From: Marcus G. Daniels
Subject: Re: [swarm-hackers] A radical suggestion
Date: Thu, 09 Jan 2003 10:29:10 -0700
User-agent: Mozilla/5.0 (X11; U; SunOS sun4u; en-US; rv:1.3a) Gecko/20021210

Bill Northcott wrote:

The compiler has a different expectation of the runtime when you change
to -fgnu-runtime.
I am sorry to be so dense, but I don't really understand that.
When you make a new class that inherits from something outside your library, the reference is encoded in a different way depending on whether you are using the Apple/NeXT runtime or the GNU runtime. In the example, a couple differences are shown in the objc_sym_{apple,gnu}.c files. They are C files just to show that although the conventions are different, it's still a C ABI. In the Apple case, a class reference is resolved by making a symbol of the form ".objc_class_name_Object", and in the GNU case, the symbol looks like "__objc_class_name_Object". In defobj (insert historical caveats here, blah blah blah) there are a number of dependencies on the GNU runtime data structures and compiler conventions and then the additional dependency on the mframe code and some bug fixes that were added to the Swarm copy of the GNU libobjc implementation. Thus, it is best to either think about 1) treating the GNU libobjc runtime and defobj as a black box (and perhaps combining them in the physical distribution as we did), or 2) rewriting defobj to not have those dependencies.

I am thinking libtool may be part of the problem. As you say, you did not use it to link your example. Am I right in thinking that the Swarm libtool is built by the configure process?

The libtool in Swarm could certainly be relevant, in the sense that it is not getting you Swarm's libobjc for some reason (like that GNU libtool isn't yet quite right for Mac OS X). libtool can be fussy, since it depends on shell machinery that can have subtly different behavior across platforms, and, of course, since weird platforms like Darwin have their own weird way of doing things. If you don't have the latest GNU libtool code, it's worth a try re-libtoolize things with the latest version. Then get ready to debug, inspecting all the link commands to make sure they are picking up the directories they should, and then inspecting the resulting dynamic libraries with, say, `otool' to make sure paths were encoded in the right way.

When I rename the libobjc.dylib in the gnu folder I get:

[qs-3051:Swarm/MGD2ndexample/gnu] billn% ./example
dyld: ./example Undefined symbols:
./example undefined reference to ___objc_class_name_Object expected to be defined in /usr/lib/libobjc.dylib
Trace/BPT trap

I am simply saying that if you link against your own libobjc, the system libobjc won't step in front of you -- neither at runtime or at link time.
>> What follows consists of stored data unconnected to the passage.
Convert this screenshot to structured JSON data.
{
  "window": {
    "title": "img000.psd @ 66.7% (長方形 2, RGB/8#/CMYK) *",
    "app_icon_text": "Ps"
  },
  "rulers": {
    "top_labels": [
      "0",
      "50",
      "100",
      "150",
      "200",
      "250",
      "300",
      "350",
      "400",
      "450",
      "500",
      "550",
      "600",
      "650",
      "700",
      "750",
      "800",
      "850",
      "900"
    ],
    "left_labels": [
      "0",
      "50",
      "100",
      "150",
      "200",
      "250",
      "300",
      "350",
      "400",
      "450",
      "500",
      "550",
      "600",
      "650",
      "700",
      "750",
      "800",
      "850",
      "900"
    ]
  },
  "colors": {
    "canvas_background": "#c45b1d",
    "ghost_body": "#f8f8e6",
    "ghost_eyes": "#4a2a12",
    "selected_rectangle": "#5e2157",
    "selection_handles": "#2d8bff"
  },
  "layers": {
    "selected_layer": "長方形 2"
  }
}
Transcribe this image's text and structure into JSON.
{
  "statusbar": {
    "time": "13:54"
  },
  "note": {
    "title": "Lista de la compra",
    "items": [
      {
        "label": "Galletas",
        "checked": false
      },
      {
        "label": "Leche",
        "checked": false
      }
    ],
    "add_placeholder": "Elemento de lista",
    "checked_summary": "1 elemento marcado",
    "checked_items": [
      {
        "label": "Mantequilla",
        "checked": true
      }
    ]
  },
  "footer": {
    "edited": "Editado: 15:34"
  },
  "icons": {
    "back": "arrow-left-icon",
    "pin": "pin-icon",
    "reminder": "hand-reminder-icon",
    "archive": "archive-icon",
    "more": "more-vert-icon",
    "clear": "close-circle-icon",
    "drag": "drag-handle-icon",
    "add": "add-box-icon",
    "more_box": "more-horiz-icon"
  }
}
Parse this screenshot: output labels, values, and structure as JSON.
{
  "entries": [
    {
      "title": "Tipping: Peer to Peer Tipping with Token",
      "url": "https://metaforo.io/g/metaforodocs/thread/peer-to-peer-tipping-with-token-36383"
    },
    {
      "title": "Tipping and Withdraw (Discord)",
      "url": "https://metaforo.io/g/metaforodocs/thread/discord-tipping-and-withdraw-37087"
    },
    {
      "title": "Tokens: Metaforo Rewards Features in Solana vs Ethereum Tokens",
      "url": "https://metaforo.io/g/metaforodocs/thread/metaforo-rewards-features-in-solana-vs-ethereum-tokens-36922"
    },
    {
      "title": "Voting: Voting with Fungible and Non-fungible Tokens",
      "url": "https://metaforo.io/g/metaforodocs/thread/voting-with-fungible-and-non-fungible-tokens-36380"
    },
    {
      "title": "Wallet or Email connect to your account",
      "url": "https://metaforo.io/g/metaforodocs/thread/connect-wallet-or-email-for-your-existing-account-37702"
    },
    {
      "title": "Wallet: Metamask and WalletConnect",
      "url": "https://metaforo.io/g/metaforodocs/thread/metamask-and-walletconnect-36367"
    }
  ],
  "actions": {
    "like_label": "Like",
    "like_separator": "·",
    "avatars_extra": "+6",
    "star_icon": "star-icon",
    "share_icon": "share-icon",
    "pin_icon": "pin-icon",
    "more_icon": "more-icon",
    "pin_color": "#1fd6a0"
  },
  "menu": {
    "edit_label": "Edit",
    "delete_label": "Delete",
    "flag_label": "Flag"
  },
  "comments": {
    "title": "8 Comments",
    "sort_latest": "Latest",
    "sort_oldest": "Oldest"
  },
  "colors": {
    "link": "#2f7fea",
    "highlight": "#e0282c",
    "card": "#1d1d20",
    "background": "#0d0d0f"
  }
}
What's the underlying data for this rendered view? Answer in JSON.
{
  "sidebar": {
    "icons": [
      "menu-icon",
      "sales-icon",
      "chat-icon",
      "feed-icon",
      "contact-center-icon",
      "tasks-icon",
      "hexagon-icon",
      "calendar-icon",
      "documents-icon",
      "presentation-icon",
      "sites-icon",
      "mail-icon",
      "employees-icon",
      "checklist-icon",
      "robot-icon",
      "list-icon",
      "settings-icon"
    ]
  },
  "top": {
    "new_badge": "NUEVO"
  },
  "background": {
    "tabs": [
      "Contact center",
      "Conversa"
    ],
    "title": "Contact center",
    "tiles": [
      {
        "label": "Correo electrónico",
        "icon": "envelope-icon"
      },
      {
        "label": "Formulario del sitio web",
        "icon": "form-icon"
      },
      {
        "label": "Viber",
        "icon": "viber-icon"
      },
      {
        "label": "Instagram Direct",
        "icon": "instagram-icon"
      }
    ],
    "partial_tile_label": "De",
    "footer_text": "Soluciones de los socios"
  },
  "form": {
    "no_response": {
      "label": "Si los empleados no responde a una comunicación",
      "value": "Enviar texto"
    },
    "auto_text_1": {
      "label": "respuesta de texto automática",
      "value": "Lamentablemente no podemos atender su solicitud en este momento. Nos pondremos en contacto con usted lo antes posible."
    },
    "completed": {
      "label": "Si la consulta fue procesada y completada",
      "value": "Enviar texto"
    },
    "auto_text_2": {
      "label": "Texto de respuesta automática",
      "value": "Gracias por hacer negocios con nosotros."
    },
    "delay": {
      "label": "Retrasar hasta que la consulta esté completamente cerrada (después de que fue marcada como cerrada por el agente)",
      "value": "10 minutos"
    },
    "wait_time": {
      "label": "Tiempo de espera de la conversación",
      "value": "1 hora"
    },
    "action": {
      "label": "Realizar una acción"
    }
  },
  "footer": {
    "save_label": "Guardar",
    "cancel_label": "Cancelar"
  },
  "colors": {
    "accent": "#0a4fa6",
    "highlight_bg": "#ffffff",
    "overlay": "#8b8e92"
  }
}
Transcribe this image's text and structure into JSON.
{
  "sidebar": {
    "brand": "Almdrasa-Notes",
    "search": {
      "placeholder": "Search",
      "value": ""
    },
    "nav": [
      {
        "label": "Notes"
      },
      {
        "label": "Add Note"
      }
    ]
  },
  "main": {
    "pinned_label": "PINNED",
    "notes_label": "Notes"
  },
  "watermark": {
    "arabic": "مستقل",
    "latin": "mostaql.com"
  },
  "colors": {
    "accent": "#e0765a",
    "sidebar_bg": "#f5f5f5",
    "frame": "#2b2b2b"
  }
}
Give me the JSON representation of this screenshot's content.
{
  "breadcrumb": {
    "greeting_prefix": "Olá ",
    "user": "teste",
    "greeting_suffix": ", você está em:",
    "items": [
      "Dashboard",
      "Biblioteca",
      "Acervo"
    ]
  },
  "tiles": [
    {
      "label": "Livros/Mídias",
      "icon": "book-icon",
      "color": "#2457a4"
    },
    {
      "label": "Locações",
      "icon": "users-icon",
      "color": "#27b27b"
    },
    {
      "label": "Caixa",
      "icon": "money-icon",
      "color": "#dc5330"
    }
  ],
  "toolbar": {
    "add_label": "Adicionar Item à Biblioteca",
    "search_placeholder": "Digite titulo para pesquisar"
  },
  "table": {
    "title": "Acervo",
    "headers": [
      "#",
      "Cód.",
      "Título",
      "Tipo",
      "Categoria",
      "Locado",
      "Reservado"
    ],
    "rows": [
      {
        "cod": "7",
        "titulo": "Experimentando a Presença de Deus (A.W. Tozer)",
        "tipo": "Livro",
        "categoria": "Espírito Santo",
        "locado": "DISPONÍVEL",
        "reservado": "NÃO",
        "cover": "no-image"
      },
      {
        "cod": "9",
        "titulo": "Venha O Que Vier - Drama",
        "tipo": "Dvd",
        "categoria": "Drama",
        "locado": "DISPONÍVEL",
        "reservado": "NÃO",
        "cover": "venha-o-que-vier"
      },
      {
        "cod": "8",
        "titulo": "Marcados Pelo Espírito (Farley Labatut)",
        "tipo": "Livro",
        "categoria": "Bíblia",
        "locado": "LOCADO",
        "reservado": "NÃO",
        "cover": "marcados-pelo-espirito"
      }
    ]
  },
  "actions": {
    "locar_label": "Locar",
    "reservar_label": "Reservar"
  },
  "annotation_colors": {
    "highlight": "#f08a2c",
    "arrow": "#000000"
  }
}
Which bit of code thought of looking for the symbol in /usr/lib/libobjc.dylib - ld at link time or dyld at load time?
Dynamic libraries know where they are supposed to be installed. This can happen either by explicit use of -dylib_install_name in the linker, the use of -install_name in (Apple's) libtool, or the simple use of -o /somepath/somefile.dylib in a gcc invocation. Attached is an example like the last, but the Makefiles are changed a bit so that this happens. You can see the encoded path by using "otool -L example-gnu". The system libobjc will only get picked up if the installed version is absent since /usr/lib is in the global search path for the dynamic linker.

If I replace the libobjc.dylib in the gnu directory with the one from the Swarm build so far, I get:

[qs-3051:Swarm/MGD2ndexample/gnu] billn% ./example
dyld: ./example Undefined symbols:
_xcalloc
_xfree
_xmalloc
_xmalloc_atomic
_xrealloc
Trace/BPT trap
This is a modification to the libobjc distributed with Swarm. See the end of libobjc/misc.c in stock GCC vs. Swarm. It is occasionally useful when debugging Swarm to know that all memory allocations go through one place defined in Swarm. These are defined in src/misc/xmalloc.c. It is also useful for optimizing performance in some cases like GCJ-compiled Swarm Java apps (to exclude certain references from the concern of the garbage Java collector).

It looks like the Swarm libobjc is at least partly functional because it provided ___objc_class_name_Object, but where did the need for the other symbols come from?

__objc_class_name_Object is defined when libobjc's Object.m is compiled with -fgnu-runtime.